Uma das principais linhas da investigação envolve uma empresa registrada em Curaçao, no Caribe. Segundo o MPF e a Receita Federal, o grupo teria criado essa estrutura para simular que a plataforma operava fora do Brasil antes da regulamentação do mercado brasileiro de apostas.

No entanto, os investigadores suspeitam que empresas brasileiras ligadas ao grupo controlavam, na prática, as atividades realizadas no país. Por isso, a apuração busca identificar como essas companhias estruturavam os negócios e movimentavam os recursos.

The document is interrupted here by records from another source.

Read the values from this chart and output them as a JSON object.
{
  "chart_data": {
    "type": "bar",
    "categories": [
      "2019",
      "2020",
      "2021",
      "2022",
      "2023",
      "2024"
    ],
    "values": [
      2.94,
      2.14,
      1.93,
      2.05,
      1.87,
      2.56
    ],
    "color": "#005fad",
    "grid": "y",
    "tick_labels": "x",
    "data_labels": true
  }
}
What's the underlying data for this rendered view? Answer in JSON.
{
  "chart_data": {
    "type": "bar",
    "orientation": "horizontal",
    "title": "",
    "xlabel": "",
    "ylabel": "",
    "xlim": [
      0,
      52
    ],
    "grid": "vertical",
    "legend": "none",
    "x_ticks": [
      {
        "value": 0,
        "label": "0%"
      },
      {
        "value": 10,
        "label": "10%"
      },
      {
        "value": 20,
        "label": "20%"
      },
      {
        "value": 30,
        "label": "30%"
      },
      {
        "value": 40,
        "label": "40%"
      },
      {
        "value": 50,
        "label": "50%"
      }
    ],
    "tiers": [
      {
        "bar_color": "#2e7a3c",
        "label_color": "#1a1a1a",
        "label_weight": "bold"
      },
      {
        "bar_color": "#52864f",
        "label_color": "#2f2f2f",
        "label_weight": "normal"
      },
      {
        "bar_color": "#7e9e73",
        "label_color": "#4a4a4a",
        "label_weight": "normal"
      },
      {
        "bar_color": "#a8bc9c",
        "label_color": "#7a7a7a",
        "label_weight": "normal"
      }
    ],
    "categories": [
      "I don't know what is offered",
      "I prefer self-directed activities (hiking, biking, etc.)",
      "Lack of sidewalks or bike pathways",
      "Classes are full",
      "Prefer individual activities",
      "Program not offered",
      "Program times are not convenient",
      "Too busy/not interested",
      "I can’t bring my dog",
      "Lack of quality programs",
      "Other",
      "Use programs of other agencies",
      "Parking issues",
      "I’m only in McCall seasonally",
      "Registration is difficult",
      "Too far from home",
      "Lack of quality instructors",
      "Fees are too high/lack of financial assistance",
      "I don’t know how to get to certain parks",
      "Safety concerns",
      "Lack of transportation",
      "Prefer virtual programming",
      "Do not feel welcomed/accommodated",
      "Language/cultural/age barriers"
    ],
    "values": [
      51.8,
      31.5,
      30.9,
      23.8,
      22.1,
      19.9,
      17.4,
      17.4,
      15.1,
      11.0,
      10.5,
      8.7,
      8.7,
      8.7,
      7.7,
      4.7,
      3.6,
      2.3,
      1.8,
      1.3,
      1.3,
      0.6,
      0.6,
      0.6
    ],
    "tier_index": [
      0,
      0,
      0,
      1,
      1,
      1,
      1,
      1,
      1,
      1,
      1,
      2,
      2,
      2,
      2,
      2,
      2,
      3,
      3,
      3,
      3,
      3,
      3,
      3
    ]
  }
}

Ao mesmo tempo, os órgãos analisam remessas de dinheiro ao exterior e o posterior retorno de parte desses valores ao Brasil por meio de pagamentos por serviços. De acordo com a investigação, esse mecanismo poderia justificar a entrada no país de recursos enviados anteriormente para fora.

A apuração também identificou indícios do uso das chamadas “contas bolsão”. Nesse modelo, uma mesma conta concentra recursos de diferentes clientes. Dessa forma, segundo os investigadores, a estrutura pode dificultar o rastreamento do dinheiro e a identificação dos beneficiários finais.

Além disso, Receita e MPF investigam a possível declaração de despesas fictícias com o objetivo de reduzir o pagamento de impostos. Assim, os órgãos tentam esclarecer se o grupo utilizou essas estruturas para praticar sonegação fiscal, evasão de divisas ou lavagem de dinheiro.

Apuração alcança período após novas regras das bets

Apostas esportivas seguem sob investigação após novas regras do setor

Apostas esportivas seguem sob investigação após novas regras do setor – Foto: Reprodução

As suspeitas não se limitam ao período anterior à regulamentação das apostas esportivas de quota fixa no Brasil. Segundo os investigadores, o grupo pode ter adaptado parte das estruturas usadas anteriormente para manter mecanismos de redução irregular de tributos após a entrada em vigor das novas regras.

Enquanto isso, a Secretaria de Prêmios e Apostas do Ministério da Fazenda analisa quais providências poderá adotar em relação ao grupo. Integrantes da pasta afirmam que a empresa investigada já responde a dois processos administrativos.

A legislação permite diferentes tipos de sanção, que podem variar de advertência até suspensão das atividades. No entanto, a aplicação de qualquer penalidade dependerá da conclusão dos procedimentos administrativos.

O Grupo de Atuação Especial de Combate ao Crime Organizado (Gaeco) do MPF conduz a Operação Jogo de Sombras. Nesta sexta-feira, representantes do MPF e da Receita apresentaram detalhes da investigação durante entrevista coletiva na sede do Ministério da Fazenda, em Brasília.

Participaram da coletiva o secretário especial da Receita Federal, Robinson Barreirinhas; o subprocurador-geral da República e coordenador do Gaeco Nacional, José Adonis Callou de Araújo Sá; e o procurador regional da República e coordenador-adjunto do Gaeco Nacional, Fábio George Cruz da Nóbrega.

Também participaram a coordenadora-geral de Fiscalização da Receita Federal, Vandreia Mota Rocha, e o coordenador-geral de Pesquisa e Investigação da Receita, Sérgio Luiz Messias de Lima.

A ação desta sexta-feira representa a segunda operação conjunta da Receita Federal e do MPF contra suspeitas no mercado de apostas esportivas em agosto. No dia 13, a Operação Arena cumpriu 17 mandados de busca e apreensão em cinco estados.

Além disso, uma decisão judicial relacionada à Operação Arena autorizou a apreensão de bens e valores de até R$ 1 bilhão. Dessa forma, os órgãos ampliaram neste mês as investigações sobre possíveis irregularidades financeiras envolvendo empresas do setor de apostas.